HOW well do you know your neighbours? Gayle Wade looks at the shifting social structures that make up our British neighbourhoods.

HOW well do you know your neighbours? I was struck by a newspaper article last week, which claimed that only third of us know more than ten of our neighbours by name.

Personally, I don't even know that many. I could only name about five of the people living in my street, and they are people who were already here when I moved in over 20 years ago.

There is another handful of people who I have nodded to in the street hundreds of times over those twenty years but could not put a name to, and yet another group of more recent residents whose faces I wouldn't recognise if I passed them in town.

When I first came here, I was at home looking after small children and there was more of an opportunity to bump into neighbours and chat.

Now I am out at work all day.
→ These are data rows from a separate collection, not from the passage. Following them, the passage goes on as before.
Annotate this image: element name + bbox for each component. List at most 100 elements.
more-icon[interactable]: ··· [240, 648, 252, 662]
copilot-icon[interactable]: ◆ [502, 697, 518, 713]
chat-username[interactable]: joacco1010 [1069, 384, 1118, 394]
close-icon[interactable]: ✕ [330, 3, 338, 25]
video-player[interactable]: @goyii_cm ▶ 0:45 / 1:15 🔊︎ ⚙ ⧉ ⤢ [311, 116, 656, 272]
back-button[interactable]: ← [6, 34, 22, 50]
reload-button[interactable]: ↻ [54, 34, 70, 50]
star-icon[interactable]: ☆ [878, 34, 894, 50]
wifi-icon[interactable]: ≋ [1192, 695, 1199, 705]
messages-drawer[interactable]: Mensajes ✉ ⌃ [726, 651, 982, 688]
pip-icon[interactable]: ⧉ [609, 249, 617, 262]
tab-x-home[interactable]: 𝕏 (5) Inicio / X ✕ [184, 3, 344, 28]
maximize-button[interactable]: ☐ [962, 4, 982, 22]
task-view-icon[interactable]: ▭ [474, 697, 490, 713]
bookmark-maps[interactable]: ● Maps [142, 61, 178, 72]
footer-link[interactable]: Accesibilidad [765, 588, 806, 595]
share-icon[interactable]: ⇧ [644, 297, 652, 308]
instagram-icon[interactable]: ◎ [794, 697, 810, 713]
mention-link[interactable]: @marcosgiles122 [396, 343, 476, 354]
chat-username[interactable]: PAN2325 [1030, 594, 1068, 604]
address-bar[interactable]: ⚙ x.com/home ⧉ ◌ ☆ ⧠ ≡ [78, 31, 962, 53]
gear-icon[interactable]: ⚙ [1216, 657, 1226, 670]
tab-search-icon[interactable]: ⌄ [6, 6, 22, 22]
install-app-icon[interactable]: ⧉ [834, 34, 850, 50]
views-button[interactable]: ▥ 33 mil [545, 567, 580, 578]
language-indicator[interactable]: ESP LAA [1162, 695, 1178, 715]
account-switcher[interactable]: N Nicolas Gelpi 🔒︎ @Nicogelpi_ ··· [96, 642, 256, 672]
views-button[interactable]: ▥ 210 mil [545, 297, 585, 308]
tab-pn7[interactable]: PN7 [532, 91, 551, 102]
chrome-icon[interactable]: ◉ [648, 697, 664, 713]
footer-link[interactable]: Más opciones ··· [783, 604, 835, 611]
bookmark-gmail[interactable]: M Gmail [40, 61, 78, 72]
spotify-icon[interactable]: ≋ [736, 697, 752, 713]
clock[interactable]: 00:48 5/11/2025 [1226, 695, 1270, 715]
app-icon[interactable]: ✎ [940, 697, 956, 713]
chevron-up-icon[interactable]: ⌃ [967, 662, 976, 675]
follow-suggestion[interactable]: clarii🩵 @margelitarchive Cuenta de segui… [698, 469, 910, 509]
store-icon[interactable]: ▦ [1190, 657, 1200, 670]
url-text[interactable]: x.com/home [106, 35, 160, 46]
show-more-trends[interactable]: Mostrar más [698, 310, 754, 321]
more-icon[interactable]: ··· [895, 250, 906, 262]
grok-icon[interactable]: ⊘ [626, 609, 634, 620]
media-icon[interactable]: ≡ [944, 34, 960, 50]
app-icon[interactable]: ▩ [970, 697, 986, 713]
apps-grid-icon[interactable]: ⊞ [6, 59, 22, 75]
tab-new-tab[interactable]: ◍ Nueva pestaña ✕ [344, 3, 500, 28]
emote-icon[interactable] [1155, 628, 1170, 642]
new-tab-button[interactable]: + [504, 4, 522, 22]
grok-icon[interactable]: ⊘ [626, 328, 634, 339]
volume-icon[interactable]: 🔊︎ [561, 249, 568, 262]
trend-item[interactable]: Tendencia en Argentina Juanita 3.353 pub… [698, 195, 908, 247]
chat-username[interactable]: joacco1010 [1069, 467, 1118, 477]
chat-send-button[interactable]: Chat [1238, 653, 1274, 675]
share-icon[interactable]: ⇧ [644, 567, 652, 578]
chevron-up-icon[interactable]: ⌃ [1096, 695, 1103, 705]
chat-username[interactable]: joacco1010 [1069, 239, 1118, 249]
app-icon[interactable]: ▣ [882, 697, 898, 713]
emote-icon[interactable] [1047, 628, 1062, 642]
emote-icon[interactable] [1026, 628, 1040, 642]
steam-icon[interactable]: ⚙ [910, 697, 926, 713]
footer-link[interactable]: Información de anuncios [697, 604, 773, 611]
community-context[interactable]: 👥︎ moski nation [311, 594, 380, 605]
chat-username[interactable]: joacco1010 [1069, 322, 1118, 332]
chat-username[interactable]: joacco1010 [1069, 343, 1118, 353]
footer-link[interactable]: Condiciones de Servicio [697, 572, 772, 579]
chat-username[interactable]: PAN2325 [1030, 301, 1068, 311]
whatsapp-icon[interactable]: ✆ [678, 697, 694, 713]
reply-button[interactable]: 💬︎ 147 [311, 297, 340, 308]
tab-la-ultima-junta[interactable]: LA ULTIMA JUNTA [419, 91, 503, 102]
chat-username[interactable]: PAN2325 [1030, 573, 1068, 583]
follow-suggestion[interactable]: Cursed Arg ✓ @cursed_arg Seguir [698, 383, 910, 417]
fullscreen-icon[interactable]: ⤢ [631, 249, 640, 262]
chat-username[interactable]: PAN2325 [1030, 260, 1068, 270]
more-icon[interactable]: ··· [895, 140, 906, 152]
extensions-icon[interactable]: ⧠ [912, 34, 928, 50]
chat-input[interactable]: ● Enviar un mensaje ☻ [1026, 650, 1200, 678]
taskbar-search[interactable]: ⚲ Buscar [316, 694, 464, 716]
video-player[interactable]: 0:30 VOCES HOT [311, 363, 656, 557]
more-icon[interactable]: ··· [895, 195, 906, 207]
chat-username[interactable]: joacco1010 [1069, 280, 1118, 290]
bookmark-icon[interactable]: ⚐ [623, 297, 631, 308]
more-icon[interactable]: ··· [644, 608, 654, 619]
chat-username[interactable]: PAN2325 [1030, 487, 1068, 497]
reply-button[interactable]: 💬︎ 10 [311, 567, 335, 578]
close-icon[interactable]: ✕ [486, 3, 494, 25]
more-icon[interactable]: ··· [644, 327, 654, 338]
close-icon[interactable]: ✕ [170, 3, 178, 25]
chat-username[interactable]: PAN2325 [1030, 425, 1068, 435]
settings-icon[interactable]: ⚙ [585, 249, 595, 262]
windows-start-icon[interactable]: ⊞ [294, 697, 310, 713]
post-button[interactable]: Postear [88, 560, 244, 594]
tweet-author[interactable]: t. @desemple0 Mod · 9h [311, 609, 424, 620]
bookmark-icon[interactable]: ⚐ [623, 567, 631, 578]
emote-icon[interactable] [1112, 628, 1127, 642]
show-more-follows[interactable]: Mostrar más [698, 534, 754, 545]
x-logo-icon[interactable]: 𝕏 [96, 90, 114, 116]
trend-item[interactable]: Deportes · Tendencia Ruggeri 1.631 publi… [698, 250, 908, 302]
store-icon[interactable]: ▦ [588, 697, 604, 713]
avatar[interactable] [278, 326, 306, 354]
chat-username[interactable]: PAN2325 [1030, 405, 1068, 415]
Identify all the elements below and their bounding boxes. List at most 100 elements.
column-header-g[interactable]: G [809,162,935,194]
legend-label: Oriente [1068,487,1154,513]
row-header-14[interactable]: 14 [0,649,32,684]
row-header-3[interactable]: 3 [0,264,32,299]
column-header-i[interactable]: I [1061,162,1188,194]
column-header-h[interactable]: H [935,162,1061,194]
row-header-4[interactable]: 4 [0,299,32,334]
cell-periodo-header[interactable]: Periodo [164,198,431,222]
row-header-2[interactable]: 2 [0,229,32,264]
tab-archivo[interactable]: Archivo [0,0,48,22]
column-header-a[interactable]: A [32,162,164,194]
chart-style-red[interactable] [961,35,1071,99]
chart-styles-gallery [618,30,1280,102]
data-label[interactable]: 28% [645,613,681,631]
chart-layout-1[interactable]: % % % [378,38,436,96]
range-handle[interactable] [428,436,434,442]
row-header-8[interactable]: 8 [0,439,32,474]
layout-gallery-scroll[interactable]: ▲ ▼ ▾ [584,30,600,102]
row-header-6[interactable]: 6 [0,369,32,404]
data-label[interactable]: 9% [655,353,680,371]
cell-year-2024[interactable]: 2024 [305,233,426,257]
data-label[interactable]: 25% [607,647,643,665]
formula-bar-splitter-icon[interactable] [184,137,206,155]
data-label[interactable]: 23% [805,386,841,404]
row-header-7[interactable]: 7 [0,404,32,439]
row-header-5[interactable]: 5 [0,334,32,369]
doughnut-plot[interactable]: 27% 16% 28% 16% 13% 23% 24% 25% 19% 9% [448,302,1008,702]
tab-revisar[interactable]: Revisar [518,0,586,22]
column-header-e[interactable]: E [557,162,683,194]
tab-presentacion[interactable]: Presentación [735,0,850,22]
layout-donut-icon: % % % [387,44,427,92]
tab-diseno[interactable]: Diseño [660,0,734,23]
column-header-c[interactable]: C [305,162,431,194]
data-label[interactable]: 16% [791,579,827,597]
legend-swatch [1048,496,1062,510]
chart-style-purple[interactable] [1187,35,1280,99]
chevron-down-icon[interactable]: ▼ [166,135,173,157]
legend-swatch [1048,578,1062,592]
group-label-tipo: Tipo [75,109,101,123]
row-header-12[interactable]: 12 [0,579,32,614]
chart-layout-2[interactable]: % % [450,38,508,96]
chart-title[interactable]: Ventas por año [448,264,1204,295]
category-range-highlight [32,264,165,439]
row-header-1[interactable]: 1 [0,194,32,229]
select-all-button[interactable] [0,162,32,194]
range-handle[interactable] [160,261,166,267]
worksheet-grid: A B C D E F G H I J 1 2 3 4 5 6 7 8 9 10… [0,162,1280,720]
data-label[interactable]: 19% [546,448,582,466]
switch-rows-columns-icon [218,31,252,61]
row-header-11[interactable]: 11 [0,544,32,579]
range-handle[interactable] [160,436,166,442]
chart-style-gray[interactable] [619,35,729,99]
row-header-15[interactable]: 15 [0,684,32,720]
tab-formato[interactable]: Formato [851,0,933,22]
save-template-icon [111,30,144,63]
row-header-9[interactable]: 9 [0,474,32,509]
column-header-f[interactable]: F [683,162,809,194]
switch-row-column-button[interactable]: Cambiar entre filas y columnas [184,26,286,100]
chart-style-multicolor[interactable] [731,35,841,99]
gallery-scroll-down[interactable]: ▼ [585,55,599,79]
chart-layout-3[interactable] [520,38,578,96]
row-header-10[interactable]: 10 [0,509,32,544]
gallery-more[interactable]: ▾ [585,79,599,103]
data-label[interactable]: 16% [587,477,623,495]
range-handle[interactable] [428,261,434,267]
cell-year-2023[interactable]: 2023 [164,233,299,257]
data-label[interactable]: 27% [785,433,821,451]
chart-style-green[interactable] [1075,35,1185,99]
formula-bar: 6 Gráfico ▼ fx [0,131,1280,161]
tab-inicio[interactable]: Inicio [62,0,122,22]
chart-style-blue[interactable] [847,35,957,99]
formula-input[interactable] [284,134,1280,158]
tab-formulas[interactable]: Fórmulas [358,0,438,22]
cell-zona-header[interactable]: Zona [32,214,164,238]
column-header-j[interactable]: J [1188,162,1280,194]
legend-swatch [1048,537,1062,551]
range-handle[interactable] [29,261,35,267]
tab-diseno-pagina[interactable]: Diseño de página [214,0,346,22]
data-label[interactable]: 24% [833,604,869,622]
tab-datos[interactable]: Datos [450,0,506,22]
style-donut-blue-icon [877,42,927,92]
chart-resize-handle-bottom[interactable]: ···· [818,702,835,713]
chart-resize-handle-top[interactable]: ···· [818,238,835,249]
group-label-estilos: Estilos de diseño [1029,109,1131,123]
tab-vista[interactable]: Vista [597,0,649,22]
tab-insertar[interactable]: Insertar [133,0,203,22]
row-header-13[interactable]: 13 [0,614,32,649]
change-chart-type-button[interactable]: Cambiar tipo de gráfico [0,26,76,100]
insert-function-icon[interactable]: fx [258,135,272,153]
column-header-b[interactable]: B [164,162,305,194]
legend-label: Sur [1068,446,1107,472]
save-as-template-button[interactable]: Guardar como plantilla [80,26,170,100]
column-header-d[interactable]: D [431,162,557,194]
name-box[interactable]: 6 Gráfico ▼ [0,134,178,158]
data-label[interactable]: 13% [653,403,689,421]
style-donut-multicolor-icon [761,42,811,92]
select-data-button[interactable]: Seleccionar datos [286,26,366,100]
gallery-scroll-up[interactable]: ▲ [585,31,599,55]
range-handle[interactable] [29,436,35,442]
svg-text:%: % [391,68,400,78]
Some near neighbours have installed unwelcoming six foot fences which exclude the possibility of exchanging a few words while hanging out the washing.

Research for the Royal Society for Arts has apparently identified an attitude which they are calling "community detachment syndrome".

Most people said they would not strike up a conversation at the school gates or pass the time of day with a stranger in a local shop.

In these days of car transport, we are just as likely to find our social life revolving around friends who live several miles away but share our interests.

Families no longer live on the same street, or just around the corner.

They may be spread across the country - or across continents.

Perhaps the most important test of community involvement is the responsibility we feel for older neighbours.

My mother lives on a quiet street in a large town fifty miles away, but she is lucky enough to have neighbours nearby who keep an eye on her and help out with odd jobs.

Someone told me of a German friend who explained that, where she comes from, families tend to live in 3-storey houses.

The grandparents live on the ground floor, their children on the first floor and THEIR children on the top floor, presumably on the principle that younger legs can climb stairs better.

The unusual thing about this arrangement is that apparently, when the middle generation want to sell the house and move, the grandparents stay put and the new owners take on responsibility for them with the house.

The idea is that there will always be someone to look out for the older generation and they will not be left on their own.

So as well as getting a surveyor in to check out the house, buyers will presumably be wanting to check out the health and temperament of the resident geriatrics.

Although this sounds like science fiction to me, I am told that our system of leaving the grandparents to fend for themselves seems equally alien to the German woman.

Maybe we need to break through that typically British reserve and make more of an effort to reach out to the neighbours - who could be our friends.